The industry's move to new materials, particularly copper and low-k-based interconnects, is revealing a host of new failure mechanisms. The processes used to produce interconnects using copper and Ta/TaN barrier metals are becoming better understood, with ties between electromigration, feature dimensions and interface interactions coming to light. Even with this progress, however, companies are discussing the implementation of new barrier materials such as TaSiN and TiSiN and perhaps even carbide films as soon as the 90 nm device generation. Debate between the extension of PVD vs.
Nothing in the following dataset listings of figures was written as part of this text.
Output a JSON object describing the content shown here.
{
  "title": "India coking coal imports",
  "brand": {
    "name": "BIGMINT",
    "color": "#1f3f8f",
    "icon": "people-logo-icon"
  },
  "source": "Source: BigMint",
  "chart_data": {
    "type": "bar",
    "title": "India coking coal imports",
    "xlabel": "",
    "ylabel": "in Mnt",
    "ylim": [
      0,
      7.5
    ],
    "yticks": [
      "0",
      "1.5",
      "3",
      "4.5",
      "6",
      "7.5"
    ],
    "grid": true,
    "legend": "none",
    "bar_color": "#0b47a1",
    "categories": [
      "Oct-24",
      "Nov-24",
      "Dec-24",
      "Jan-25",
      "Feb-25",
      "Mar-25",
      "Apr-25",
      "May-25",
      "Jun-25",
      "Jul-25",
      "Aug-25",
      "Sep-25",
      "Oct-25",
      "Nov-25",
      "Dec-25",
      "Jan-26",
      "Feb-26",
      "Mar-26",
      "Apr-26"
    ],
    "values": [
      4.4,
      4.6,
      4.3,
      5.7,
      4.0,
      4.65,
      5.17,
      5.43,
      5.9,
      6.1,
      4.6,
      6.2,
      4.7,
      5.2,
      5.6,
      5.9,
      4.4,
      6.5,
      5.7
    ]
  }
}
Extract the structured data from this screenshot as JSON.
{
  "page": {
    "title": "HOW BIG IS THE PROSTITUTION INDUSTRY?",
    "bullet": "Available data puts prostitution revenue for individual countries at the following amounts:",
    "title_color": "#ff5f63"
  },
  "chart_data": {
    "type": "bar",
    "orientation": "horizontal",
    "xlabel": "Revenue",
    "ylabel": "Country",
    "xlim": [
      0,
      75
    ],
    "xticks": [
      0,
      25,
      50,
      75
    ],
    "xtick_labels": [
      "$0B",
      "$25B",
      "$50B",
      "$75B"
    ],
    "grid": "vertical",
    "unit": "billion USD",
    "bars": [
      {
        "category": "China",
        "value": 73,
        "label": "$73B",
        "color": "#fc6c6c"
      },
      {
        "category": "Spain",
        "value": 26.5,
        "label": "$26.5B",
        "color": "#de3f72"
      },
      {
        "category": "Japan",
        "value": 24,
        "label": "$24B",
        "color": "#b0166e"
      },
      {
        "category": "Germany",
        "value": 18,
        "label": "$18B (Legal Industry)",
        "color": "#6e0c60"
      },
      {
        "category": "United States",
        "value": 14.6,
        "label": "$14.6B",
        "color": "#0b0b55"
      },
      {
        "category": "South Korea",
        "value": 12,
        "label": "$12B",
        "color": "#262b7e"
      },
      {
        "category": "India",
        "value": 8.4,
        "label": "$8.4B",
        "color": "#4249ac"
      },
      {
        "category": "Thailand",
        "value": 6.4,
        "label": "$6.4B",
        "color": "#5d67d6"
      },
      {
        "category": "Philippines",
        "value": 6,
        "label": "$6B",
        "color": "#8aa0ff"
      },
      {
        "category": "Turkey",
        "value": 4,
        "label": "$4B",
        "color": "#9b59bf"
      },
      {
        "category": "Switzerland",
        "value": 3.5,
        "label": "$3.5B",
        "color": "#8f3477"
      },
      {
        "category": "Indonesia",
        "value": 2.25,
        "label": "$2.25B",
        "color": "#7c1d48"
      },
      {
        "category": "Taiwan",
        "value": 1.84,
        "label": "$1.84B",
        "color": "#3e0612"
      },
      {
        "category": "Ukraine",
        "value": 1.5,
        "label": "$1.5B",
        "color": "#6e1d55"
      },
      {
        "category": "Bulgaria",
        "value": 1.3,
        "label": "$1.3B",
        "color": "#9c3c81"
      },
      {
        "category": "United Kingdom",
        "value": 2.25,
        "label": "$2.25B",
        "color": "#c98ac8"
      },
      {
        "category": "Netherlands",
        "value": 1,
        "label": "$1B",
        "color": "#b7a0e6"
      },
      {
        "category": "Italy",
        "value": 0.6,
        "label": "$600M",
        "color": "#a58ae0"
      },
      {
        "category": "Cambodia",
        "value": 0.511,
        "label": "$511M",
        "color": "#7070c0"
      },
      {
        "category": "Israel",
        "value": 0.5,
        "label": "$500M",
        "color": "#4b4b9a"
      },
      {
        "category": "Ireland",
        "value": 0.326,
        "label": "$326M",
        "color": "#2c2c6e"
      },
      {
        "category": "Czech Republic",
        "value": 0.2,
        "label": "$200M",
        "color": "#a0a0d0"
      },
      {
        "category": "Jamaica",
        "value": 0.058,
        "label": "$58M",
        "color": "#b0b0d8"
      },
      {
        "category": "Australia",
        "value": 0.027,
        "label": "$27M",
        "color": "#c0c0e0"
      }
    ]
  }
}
CVD of barrier films continues, with PVD currently leading because of its better adhesion to copper seed and ECD films.

Assembly and packaging

While we still operate within a downturn environment caused by excess capacity, inventory and general global economic malaise, several packaging trends portend good news for the next upturn.

Some of the packaging trends the industry will debate at SEMICON West:

  • Ball grid array (BGA), chip-scale packaging (CSP) and direct chip attach (DCA) are now maturing packaging technologies, with imminent growth phases.
  • Flip chip is winning more converts as a high-density "patch" technology for many applications demanding greater performance in small spaces.
  • Lead-free materials continue to generate great interest and consume R&D expenditures.
  • Wireless and Bluetooth have cooled from white-hot to merely very hot new technologies.

More exotic new trends include system-on-a-chip, system-on-package and stacked die. All three technologies show closer alignment with front-end semiconductor processes, creating packaging opportunities in the fab. The 300 mm conversion promises advantages to wafer-level packaging (WLP) and further synergy with the front end.

Test and inspection procedures are trying desperately to avoid a "bottleneck" label and in the process have become huge growth areas.

Optoelectronics, the marriage of electrons and photons, has explosive growth potential. The requirement for speed at any cost drives this agenda, but the need for packaging automation threatens to sidetrack the effort.